Alors, ces derniers jours partagés à Aix-en-Provence ont été savourés sans modération.
D’autant plus que la collaboration du maestro Dennis Russell Davies avec l’OFJ s’arrête aussi cette semaine après Paris. Les 101 musiciens, tous pupitres confondus, ont donc mis un point d’honneur à briller pour fêter dignement celui qui leur a beaucoup appris depuis son estrade de directeur musical et du haut de ses 70 printemps. Adams, Stravinsky et Brahms étaient au programme de cette dernière aixoise au Grand Théâtre de Provence, lieu de résidence, rappelons le, depuis de nombreuses années pour les formations symphonique et baroque de l’OFJ.

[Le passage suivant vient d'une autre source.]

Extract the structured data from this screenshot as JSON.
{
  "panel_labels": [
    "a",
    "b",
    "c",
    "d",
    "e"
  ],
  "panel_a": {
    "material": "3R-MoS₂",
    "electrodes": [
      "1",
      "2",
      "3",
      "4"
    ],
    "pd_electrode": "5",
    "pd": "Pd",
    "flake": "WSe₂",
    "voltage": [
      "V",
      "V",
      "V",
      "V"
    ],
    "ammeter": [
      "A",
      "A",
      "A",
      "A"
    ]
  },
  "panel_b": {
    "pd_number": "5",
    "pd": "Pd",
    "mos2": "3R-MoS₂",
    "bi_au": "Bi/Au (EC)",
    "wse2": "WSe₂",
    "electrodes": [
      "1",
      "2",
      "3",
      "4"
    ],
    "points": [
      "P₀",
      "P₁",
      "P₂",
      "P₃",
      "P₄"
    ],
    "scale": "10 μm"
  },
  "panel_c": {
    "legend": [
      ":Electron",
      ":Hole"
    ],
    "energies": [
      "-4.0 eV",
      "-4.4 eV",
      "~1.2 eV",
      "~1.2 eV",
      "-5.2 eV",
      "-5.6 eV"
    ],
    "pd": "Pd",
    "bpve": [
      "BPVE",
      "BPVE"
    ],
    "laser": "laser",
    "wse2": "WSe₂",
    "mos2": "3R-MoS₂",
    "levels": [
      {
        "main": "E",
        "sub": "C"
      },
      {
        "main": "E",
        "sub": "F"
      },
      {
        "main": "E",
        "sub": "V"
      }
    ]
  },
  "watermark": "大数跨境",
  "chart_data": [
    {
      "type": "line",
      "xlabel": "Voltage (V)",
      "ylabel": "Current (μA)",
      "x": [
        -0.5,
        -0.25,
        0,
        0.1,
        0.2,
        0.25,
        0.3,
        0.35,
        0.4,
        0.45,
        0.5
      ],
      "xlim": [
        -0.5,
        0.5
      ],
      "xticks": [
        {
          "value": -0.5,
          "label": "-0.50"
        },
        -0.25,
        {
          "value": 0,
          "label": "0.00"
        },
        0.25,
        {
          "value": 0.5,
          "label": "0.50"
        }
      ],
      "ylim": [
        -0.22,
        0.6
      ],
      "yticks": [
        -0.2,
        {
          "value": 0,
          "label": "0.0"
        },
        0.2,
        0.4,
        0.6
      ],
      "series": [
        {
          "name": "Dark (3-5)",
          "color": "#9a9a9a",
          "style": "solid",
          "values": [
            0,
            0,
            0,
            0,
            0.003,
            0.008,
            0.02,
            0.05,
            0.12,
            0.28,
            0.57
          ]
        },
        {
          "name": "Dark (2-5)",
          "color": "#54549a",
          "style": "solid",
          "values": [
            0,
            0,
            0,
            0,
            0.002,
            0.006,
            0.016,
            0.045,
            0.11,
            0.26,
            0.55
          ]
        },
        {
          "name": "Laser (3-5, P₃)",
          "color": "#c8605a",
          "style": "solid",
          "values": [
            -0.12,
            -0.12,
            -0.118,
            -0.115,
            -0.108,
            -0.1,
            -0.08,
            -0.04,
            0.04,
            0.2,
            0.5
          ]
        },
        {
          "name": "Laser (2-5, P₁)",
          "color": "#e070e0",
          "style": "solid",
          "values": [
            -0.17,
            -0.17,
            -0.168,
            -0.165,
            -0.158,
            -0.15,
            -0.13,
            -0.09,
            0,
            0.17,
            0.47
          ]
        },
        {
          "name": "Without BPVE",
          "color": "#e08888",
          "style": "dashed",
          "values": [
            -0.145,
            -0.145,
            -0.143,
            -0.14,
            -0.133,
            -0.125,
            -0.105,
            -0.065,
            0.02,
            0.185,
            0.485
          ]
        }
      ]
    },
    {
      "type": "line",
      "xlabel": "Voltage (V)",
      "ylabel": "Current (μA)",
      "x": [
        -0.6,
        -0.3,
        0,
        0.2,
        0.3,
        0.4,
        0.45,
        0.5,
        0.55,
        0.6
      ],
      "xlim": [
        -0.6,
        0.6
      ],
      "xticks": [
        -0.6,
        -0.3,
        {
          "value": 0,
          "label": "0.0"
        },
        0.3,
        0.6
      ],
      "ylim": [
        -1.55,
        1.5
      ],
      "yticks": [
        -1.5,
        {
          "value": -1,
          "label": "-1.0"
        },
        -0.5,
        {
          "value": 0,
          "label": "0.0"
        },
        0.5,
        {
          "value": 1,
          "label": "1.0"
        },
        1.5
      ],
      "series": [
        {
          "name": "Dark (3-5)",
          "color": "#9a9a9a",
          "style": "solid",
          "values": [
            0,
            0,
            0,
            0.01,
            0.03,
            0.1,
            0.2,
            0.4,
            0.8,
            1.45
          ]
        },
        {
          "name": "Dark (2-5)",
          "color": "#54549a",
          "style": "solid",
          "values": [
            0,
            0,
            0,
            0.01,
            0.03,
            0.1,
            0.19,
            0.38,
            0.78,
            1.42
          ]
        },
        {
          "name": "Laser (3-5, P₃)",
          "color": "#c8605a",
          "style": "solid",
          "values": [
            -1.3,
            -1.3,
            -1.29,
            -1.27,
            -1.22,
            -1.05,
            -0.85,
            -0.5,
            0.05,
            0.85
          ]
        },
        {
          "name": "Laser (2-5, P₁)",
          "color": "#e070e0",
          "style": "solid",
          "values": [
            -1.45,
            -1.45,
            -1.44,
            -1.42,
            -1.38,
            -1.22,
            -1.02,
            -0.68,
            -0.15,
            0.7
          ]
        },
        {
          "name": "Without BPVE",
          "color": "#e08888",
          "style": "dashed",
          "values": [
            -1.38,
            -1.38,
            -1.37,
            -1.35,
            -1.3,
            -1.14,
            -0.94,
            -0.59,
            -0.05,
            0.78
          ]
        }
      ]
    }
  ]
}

Un programme à l’image de Dennis Russell Davies, de ses goûts et de ce qu’il a apporté pendant cinq années à l’orchestre. La musique américaine, tout d’abord, avec John Adams et sa pièce «The Chairman dances» de 1985, tirée de son opéra « Nixon in China ». Un modèle de musique répétitive qui bénéficie de «surprises» instrumentales tout au long de son interprétation. Le chef d’orchestre se délecte visiblement de cette direction, pouvant compter sur la vitalité d’un orchestre attentif, aux cordes superbes, aux vents précis, aux cuivres très présents et solides et aux percussions efficaces. Entrée en matière réussie… Pour suivre, c’est le très rare «Concerto pour piano et instruments à vents» d’Igor Stravinsky qui était au programme. Un échange permanent entre le clavier et les autres instruments, une performance indéniable pour le soliste. En l’occurrence «la» soliste Maki Namekawa qui s’est approprié l’œuvre depuis longtemps et qui la vit totalement de l’intérieur en la jouant. Un toucher très «percussif», de la puissance, de la personnalité au service d’une grande virtuosité et d’une vélocité qui sied totalement à cette composition surprenante caractérisent sa prestation. Entourée efficacement par les vents et les contrebasses de l’OFJ, Maki Namekawa impose ce concerto avant de donner, en bis, une étude de Philip Glass, compositeur qu’elle affectionne tout particulièrement et dont elle a enregistré de nombreuses œuvres. Un bis séduisant marqué par une parfaite maîtrise du rythme et du toucher. Superbe.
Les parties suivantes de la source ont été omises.